Residue of an integral

1. Apr 24, 2017

cragar

1. The problem statement, all variables and given/known data
use the residue theorem to find the value of the integral,
integral of $z^3e^{\frac{-1}{z^2}}$ over the contour |z|=5
3. The attempt at a solution
When I first look at this I see we have a pole at z=0 , because we cant divide by zero in the exponential term.
and a pole of order 2, So I multiply the function by the function that causes the singularity , and take the first derivative of that and evaluate it at z=0,
this give me $2pi*i[3z^2]$ but this gives me 0,
my book says the answer should be i*pi , which I can find from the Laurent series , but I cant seem to get it using the residue theorem.

2. Apr 24, 2017

FactChecker

I'm not sure that I understand.
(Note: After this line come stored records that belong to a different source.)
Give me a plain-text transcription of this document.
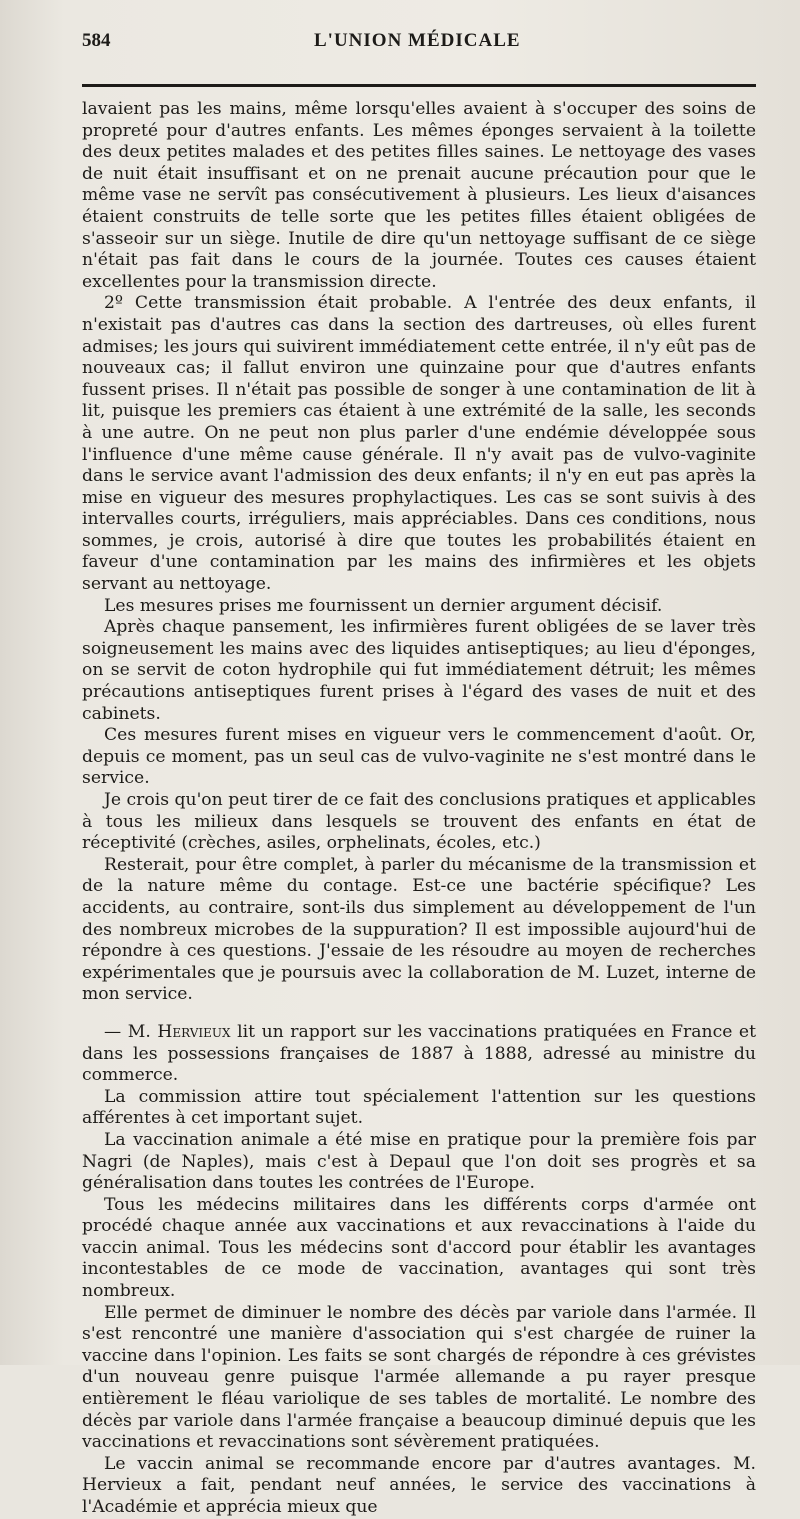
584	L'UNION MÉDICALE

lavaient pas les mains, même lorsqu'elles avaient à s'occuper des soins de propreté pour d'autres enfants. Les mêmes éponges servaient à la toilette des deux petites malades et des petites filles saines. Le nettoyage des vases de nuit était insuffisant et on ne prenait aucune précaution pour que le même vase ne servît pas consécutivement à plusieurs. Les lieux d'aisances étaient construits de telle sorte que les petites filles étaient obligées de s'asseoir sur un siège. Inutile de dire qu'un nettoyage suffisant de ce siège n'était pas fait dans le cours de la journée. Toutes ces causes étaient excellentes pour la transmission directe.

2º Cette transmission était probable. A l'entrée des deux enfants, il n'existait pas d'autres cas dans la section des dartreuses, où elles furent admises; les jours qui suivirent immédiatement cette entrée, il n'y eût pas de nouveaux cas; il fallut environ une quinzaine pour que d'autres enfants fussent prises. Il n'était pas possible de songer à une contamination de lit à lit, puisque les premiers cas étaient à une extrémité de la salle, les seconds à une autre. On ne peut non plus parler d'une endémie développée sous l'influence d'une même cause générale. Il n'y avait pas de vulvo-vaginite dans le service avant l'admission des deux enfants; il n'y en eut pas après la mise en vigueur des mesures prophylactiques. Les cas se sont suivis à des intervalles courts, irréguliers, mais appréciables. Dans ces conditions, nous sommes, je crois, autorisé à dire que toutes les probabilités étaient en faveur d'une contamination par les mains des infirmières et les objets servant au nettoyage.

Les mesures prises me fournissent un dernier argument décisif.

Après chaque pansement, les infirmières furent obligées de se laver très soigneusement les mains avec des liquides antiseptiques; au lieu d'éponges, on se servit de coton hydrophile qui fut immédiatement détruit; les mêmes précautions antiseptiques furent prises à l'égard des vases de nuit et des cabinets.

Ces mesures furent mises en vigueur vers le commencement d'août. Or, depuis ce moment, pas un seul cas de vulvo-vaginite ne s'est montré dans le service.

Je crois qu'on peut tirer de ce fait des conclusions pratiques et applicables à tous les milieux dans lesquels se trouvent des enfants en état de réceptivité (crèches, asiles, orphelinats, écoles, etc.)

Resterait, pour être complet, à parler du mécanisme de la transmission et de la nature même du contage. Est-ce une bactérie spécifique? Les accidents, au contraire, sont-ils dus simplement au développement de l'un des nombreux microbes de la suppuration? Il est impossible aujourd'hui de répondre à ces questions. J'essaie de les résoudre au moyen de recherches expérimentales que je poursuis avec la collaboration de M. Luzet, interne de mon service.

— M. Hervieux lit un rapport sur les vaccinations pratiquées en France et dans les possessions françaises de 1887 à 1888, adressé au ministre du commerce.

La commission attire tout spécialement l'attention sur les questions afférentes à cet important sujet.

La vaccination animale a été mise en pratique pour la première fois par Nagri (de Naples), mais c'est à Depaul que l'on doit ses progrès et sa généralisation dans toutes les contrées de l'Europe.

Tous les médecins militaires dans les différents corps d'armée ont procédé chaque année aux vaccinations et aux revaccinations à l'aide du vaccin animal. Tous les médecins sont d'accord pour établir les avantages incontestables de ce mode de vaccination, avantages qui sont très nombreux.

Elle permet de diminuer le nombre des décès par variole dans l'armée. Il s'est rencontré une manière d'association qui s'est chargée de ruiner la vaccine dans l'opinion. Les faits se sont chargés de répondre à ces grévistes d'un nouveau genre puisque l'armée allemande a pu rayer presque entièrement le fléau variolique de ses tables de mortalité. Le nombre des décès par variole dans l'armée française a beaucoup diminué depuis que les vaccinations et revaccinations sont sévèrement pratiquées.

Le vaccin animal se recommande encore par d'autres avantages. M. Hervieux a fait, pendant neuf années, le service des vaccinations à l'Académie et apprécia mieux que
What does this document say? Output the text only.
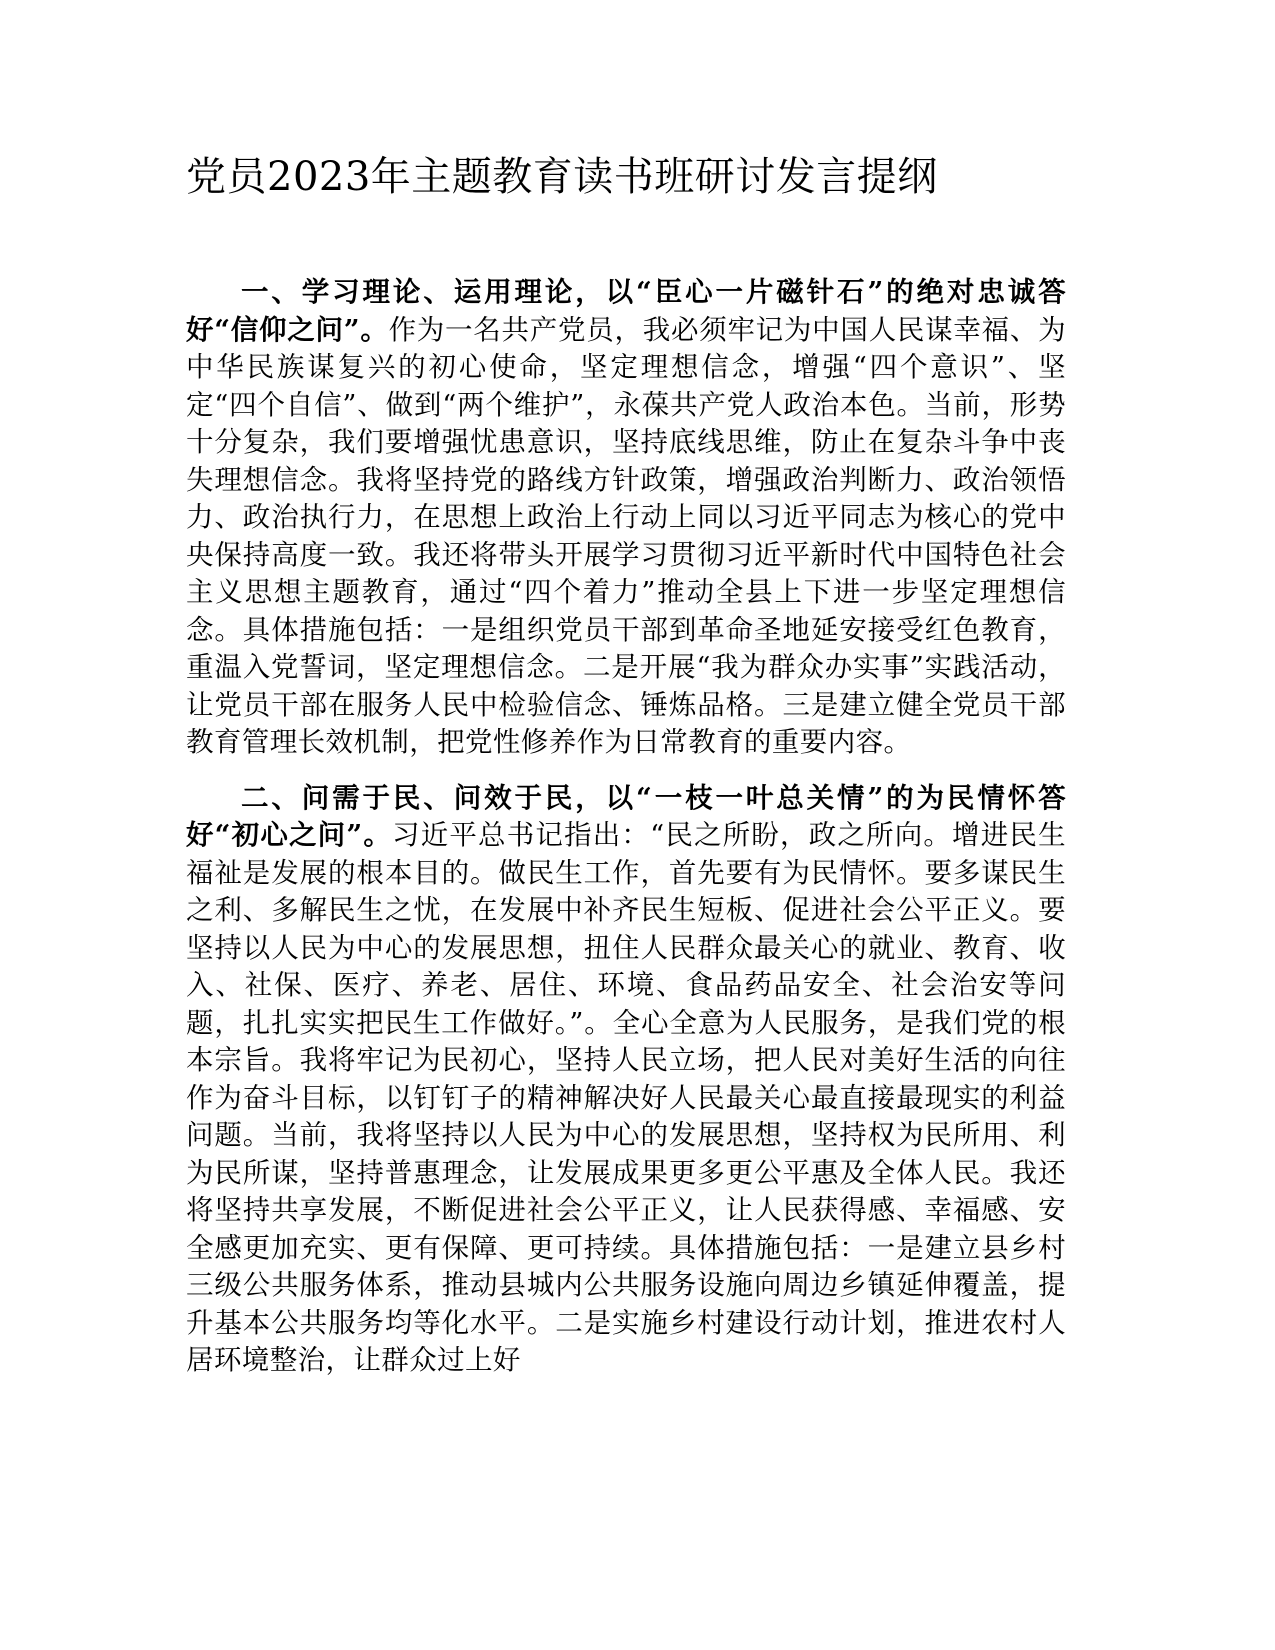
党员2023年主题教育读书班研讨发言提纲

一、学习理论、运用理论，以“臣心一片磁针石”的绝对忠诚答好“信仰之问”。作为一名共产党员，我必须牢记为中国人民谋幸福、为中华民族谋复兴的初心使命，坚定理想信念，增强“四个意识”、坚定“四个自信”、做到“两个维护”，永葆共产党人政治本色。当前，形势十分复杂，我们要增强忧患意识，坚持底线思维，防止在复杂斗争中丧失理想信念。我将坚持党的路线方针政策，增强政治判断力、政治领悟力、政治执行力，在思想上政治上行动上同以习近平同志为核心的党中央保持高度一致。我还将带头开展学习贯彻习近平新时代中国特色社会主义思想主题教育，通过“四个着力”推动全县上下进一步坚定理想信念。具体措施包括：一是组织党员干部到革命圣地延安接受红色教育，重温入党誓词，坚定理想信念。二是开展“我为群众办实事”实践活动，让党员干部在服务人民中检验信念、锤炼品格。三是建立健全党员干部教育管理长效机制，把党性修养作为日常教育的重要内容。

二、问需于民、问效于民，以“一枝一叶总关情”的为民情怀答好“初心之问”。习近平总书记指出：“民之所盼，政之所向。增进民生福祉是发展的根本目的。做民生工作，首先要有为民情怀。要多谋民生之利、多解民生之忧，在发展中补齐民生短板、促进社会公平正义。要坚持以人民为中心的发展思想，扭住人民群众最关心的就业、教育、收入、社保、医疗、养老、居住、环境、食品药品安全、社会治安等问题，扎扎实实把民生工作做好。”。全心全意为人民服务，是我们党的根本宗旨。我将牢记为民初心，坚持人民立场，把人民对美好生活的向往作为奋斗目标，以钉钉子的精神解决好人民最关心最直接最现实的利益问题。当前，我将坚持以人民为中心的发展思想，坚持权为民所用、利为民所谋，坚持普惠理念，让发展成果更多更公平惠及全体人民。我还将坚持共享发展，不断促进社会公平正义，让人民获得感、幸福感、安全感更加充实、更有保障、更可持续。具体措施包括：一是建立县乡村三级公共服务体系，推动县城内公共服务设施向周边乡镇延伸覆盖，提升基本公共服务均等化水平。二是实施乡村建设行动计划，推进农村人居环境整治，让群众过上好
Are you directly calculating Res(f,0) = limz->0(z⋅f(z))?

3. Apr 24, 2017

cragar

so the exponential function, does not have a pole or a removable singularity, since it does not have a pole , I think I just have to expand it in a Laurent series to find the residue, im trying to find the value of that integral over the circle |z|=5, and I am trying to use the residue theorem ,

4. Apr 24, 2017

FactChecker

I understand that you are trying to use the residue theorem, but what are the details of how you doing that? Are you directly calculating Res(f,0) = limz->0(z⋅f(z))? Or are you trying some other way to find the coefficient of the 1/z term of the Laurent series?

5. Apr 24, 2017

cragar

I expanded the exponential as a Laurent series , then I multiplied by z^3, and then found the 1/z term , other ways wont work because its not a pole ,

6. Apr 24, 2017

FactChecker

I'll buy that. It is an essential singularity.

7. Apr 24, 2017

cragar

thanks for helping me clear it up.